A história tem um senso de humor que humilha qualquer roteirista.
Durante um quarto de século, o chavismo fez do petróleo o sacramento da soberania venezuelana e dos Estados Unidos o Grande Satã imperialista.
Agora Delcy Rodríguez anuncia, triunfante, um acordo energético de 25 anos com os Estados Unidos, agradece a Donald Trump e Marco Rubio e abre caminho para Chevron, Repsol, Eni, Shell, BP e companhia ajudarem a transformar a Venezuela numa “potência energética”.
Até aí, capitalismo. Acontece nas melhores revoluções.
Mas vem a cereja petrolífera: Delcy garante que a Venezuela preservará sua soberania sobre os recursos naturais; Trump diz que os EUA conseguiram “controle majoritário” sobre mais de 65 bilhões de barris das reservas venezuelanas.
Que beleza. Caracas anuncia soberania; Washington anuncia controle.
E provavelmente cada um está falando de uma coisa diferente - razão pela qual seria prudente conhecer os contratos antes de escolher entre “libertação econômica” e “entrega do patrimônio”.
A Venezuela tem as maiores reservas comprovadas de petróleo do planeta e produz uma fração de seu potencial. Descobriu, depois de décadas de retórica revolucionária, uma verdade terrivelmente burguesa: petróleo enterrado é geologia; para virar riqueza precisa de capital, tecnologia, infraestrutura, mercado e instituições.

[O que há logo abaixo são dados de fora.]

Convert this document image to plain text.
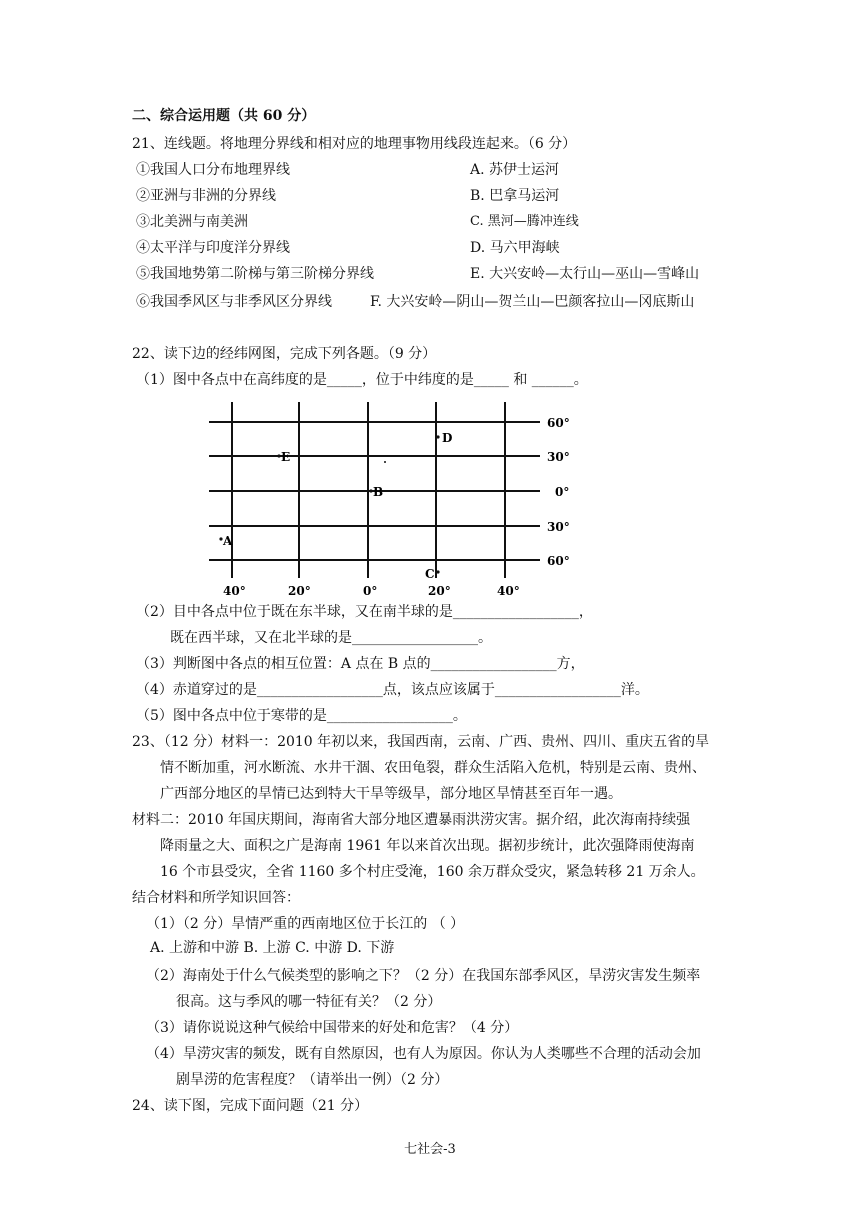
二、综合运用题（共 60 分）
21、连线题。将地理分界线和相对应的地理事物用线段连起来。（6 分）
①我国人口分布地理界线
②亚洲与非洲的分界线
③北美洲与南美洲
④太平洋与印度洋分界线
⑤我国地势第二阶梯与第三阶梯分界线
⑥我国季风区与非季风区分界线
A. 苏伊士运河
B. 巴拿马运河
C. 黑河—腾冲连线
D. 马六甲海峡
E. 大兴安岭—太行山—巫山—雪峰山
F. 大兴安岭—阴山—贺兰山—巴颜客拉山—冈底斯山
22、读下边的经纬网图，完成下列各题。（9 分）
（1）图中各点中在高纬度的是_____，位于中纬度的是_____ 和 ______。
60°
30°
0°
30°
60°
40°	20°	0°	20°	40°
A
B
C
D
E
（2）目中各点中位于既在东半球，又在南半球的是__________________，
既在西半球，又在北半球的是__________________。
（3）判断图中各点的相互位置：A 点在 B 点的__________________方，
（4）赤道穿过的是__________________点，该点应该属于__________________洋。
（5）图中各点中位于寒带的是__________________。
23、（12 分）材料一：2010 年初以来，我国西南，云南、广西、贵州、四川、重庆五省的旱
情不断加重，河水断流、水井干涸、农田龟裂，群众生活陷入危机，特别是云南、贵州、
广西部分地区的旱情已达到特大干旱等级旱，部分地区旱情甚至百年一遇。
材料二：2010 年国庆期间，海南省大部分地区遭暴雨洪涝灾害。据介绍，此次海南持续强
降雨量之大、面积之广是海南 1961 年以来首次出现。据初步统计，此次强降雨使海南
16 个市县受灾，全省 1160 多个村庄受淹，160 余万群众受灾，紧急转移 21 万余人。
结合材料和所学知识回答：
（1）（2 分）旱情严重的西南地区位于长江的 （ ）
A. 上游和中游 B. 上游 C. 中游 D. 下游
（2）海南处于什么气候类型的影响之下？（2 分）在我国东部季风区，旱涝灾害发生频率
很高。这与季风的哪一特征有关？（2 分）
（3）请你说说这种气候给中国带来的好处和危害？（4 分）
（4）旱涝灾害的频发，既有自然原因，也有人为原因。你认为人类哪些不合理的活动会加
剧旱涝的危害程度？（请举出一例）（2 分）
24、读下图，完成下面问题（21 分）
七社会-3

O acordo pode ser ótimo para os venezuelanos. Pode recuperar produção, gerar bilhões e reconstruir uma indústria devastada.

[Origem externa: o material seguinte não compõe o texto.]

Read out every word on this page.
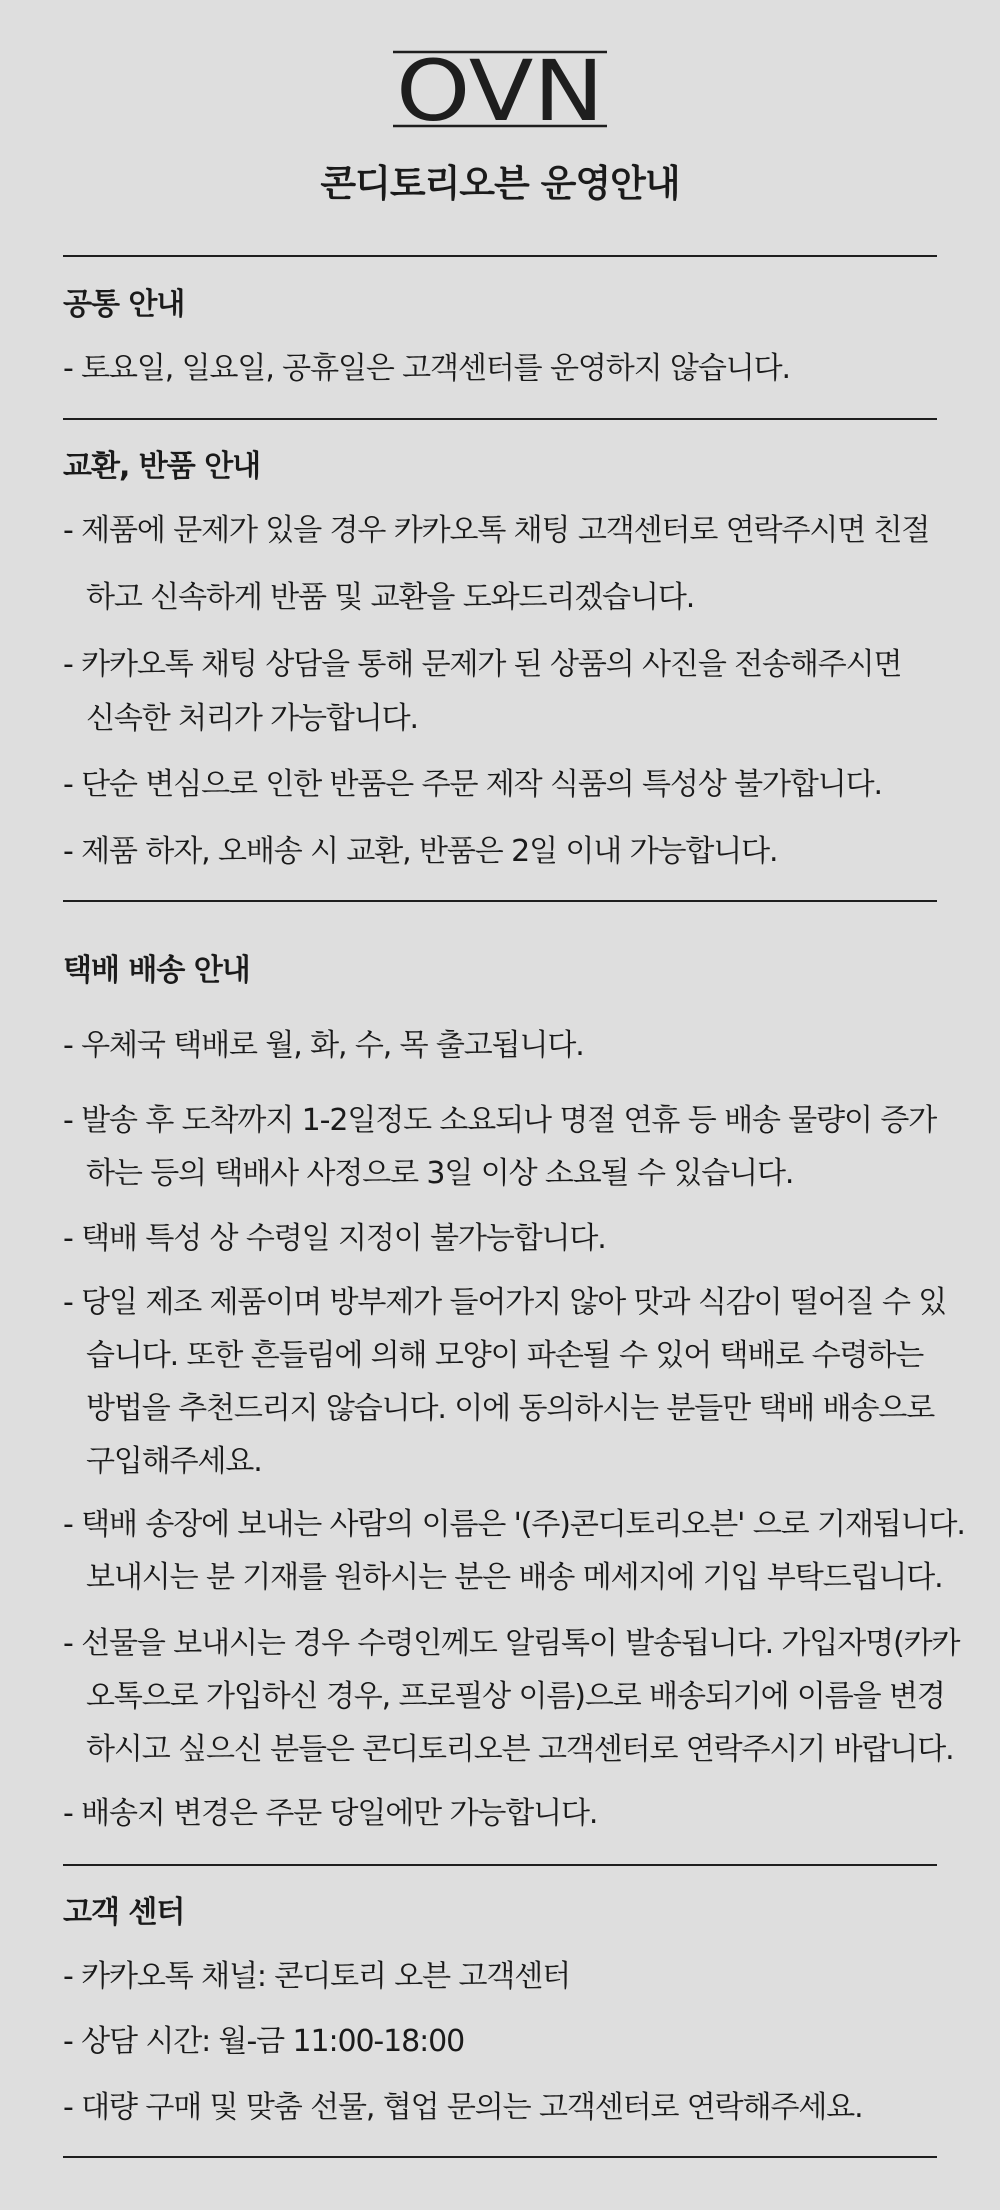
OVN
콘디토리오븐 운영안내
공통 안내
- 토요일, 일요일, 공휴일은 고객센터를 운영하지 않습니다.
교환, 반품 안내
- 제품에 문제가 있을 경우 카카오톡 채팅 고객센터로 연락주시면 친절
하고 신속하게 반품 및 교환을 도와드리겠습니다.
- 카카오톡 채팅 상담을 통해 문제가 된 상품의 사진을 전송해주시면
신속한 처리가 가능합니다.
- 단순 변심으로 인한 반품은 주문 제작 식품의 특성상 불가합니다.
- 제품 하자, 오배송 시 교환, 반품은 2일 이내 가능합니다.
택배 배송 안내
- 우체국 택배로 월, 화, 수, 목 출고됩니다.
- 발송 후 도착까지 1-2일정도 소요되나 명절 연휴 등 배송 물량이 증가
하는 등의 택배사 사정으로 3일 이상 소요될 수 있습니다.
- 택배 특성 상 수령일 지정이 불가능합니다.
- 당일 제조 제품이며 방부제가 들어가지 않아 맛과 식감이 떨어질 수 있
습니다. 또한 흔들림에 의해 모양이 파손될 수 있어 택배로 수령하는
방법을 추천드리지 않습니다. 이에 동의하시는 분들만 택배 배송으로
구입해주세요.
- 택배 송장에 보내는 사람의 이름은 '(주)콘디토리오븐' 으로 기재됩니다.
보내시는 분 기재를 원하시는 분은 배송 메세지에 기입 부탁드립니다.
- 선물을 보내시는 경우 수령인께도 알림톡이 발송됩니다. 가입자명(카카
오톡으로 가입하신 경우, 프로필상 이름)으로 배송되기에 이름을 변경
하시고 싶으신 분들은 콘디토리오븐 고객센터로 연락주시기 바랍니다.
- 배송지 변경은 주문 당일에만 가능합니다.
고객 센터
- 카카오톡 채널: 콘디토리 오븐 고객센터
- 상담 시간: 월-금 11:00-18:00
- 대량 구매 및 맞춤 선물, 협업 문의는 고객센터로 연락해주세요.
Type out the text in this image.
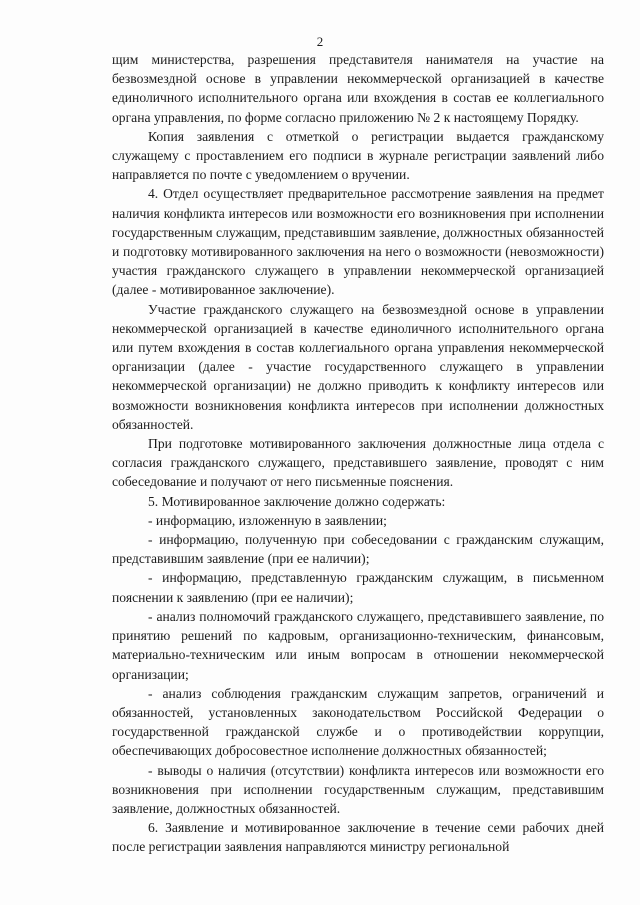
2

щим министерства, разрешения представителя нанимателя на участие на безвозмездной основе в управлении некоммерческой организацией в качестве единоличного исполнительного органа или вхождения в состав ее коллегиального органа управления, по форме согласно приложению № 2 к настоящему Порядку.

Копия заявления с отметкой о регистрации выдается гражданскому служащему с проставлением его подписи в журнале регистрации заявлений либо направляется по почте с уведомлением о вручении.

4. Отдел осуществляет предварительное рассмотрение заявления на предмет наличия конфликта интересов или возможности его возникновения при исполнении государственным служащим, представившим заявление, должностных обязанностей и подготовку мотивированного заключения на него о возможности (невозможности) участия гражданского служащего в управлении некоммерческой организацией (далее - мотивированное заключение).

Участие гражданского служащего на безвозмездной основе в управлении некоммерческой организацией в качестве единоличного исполнительного органа или путем вхождения в состав коллегиального органа управления некоммерческой организации (далее - участие государственного служащего в управлении некоммерческой организации) не должно приводить к конфликту интересов или возможности возникновения конфликта интересов при исполнении должностных обязанностей.

При подготовке мотивированного заключения должностные лица отдела с согласия гражданского служащего, представившего заявление, проводят с ним собеседование и получают от него письменные пояснения.

5. Мотивированное заключение должно содержать:

- информацию, изложенную в заявлении;

- информацию, полученную при собеседовании с гражданским служащим, представившим заявление (при ее наличии);

- информацию, представленную гражданским служащим, в письменном пояснении к заявлению (при ее наличии);

- анализ полномочий гражданского служащего, представившего заявление, по принятию решений по кадровым, организационно-техническим, финансовым, материально-техническим или иным вопросам в отношении некоммерческой организации;

- анализ соблюдения гражданским служащим запретов, ограничений и обязанностей, установленных законодательством Российской Федерации о государственной гражданской службе и о противодействии коррупции, обеспечивающих добросовестное исполнение должностных обязанностей;

- выводы о наличия (отсутствии) конфликта интересов или возможности его возникновения при исполнении государственным служащим, представившим заявление, должностных обязанностей.

6. Заявление и мотивированное заключение в течение семи рабочих дней после регистрации заявления направляются министру региональной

Mas existe uma pergunta maior. Quem decidirá quanto produzir? Quem operará? Quem financiará? Quem comprará? Quem controlará receitas e investimentos?
Porque soberania não é apenas ter o nome escrito na escritura do poço; é ter poder sobre aquilo que sai dele.
Chávez passou anos gritando: “Yankees, go home!” Um quarto de século depois, seus herdeiros parecem acrescentar: “…mas deixem os engenheiros da Chevron.”
A História não dá voltas; às vezes dá gargalhadas.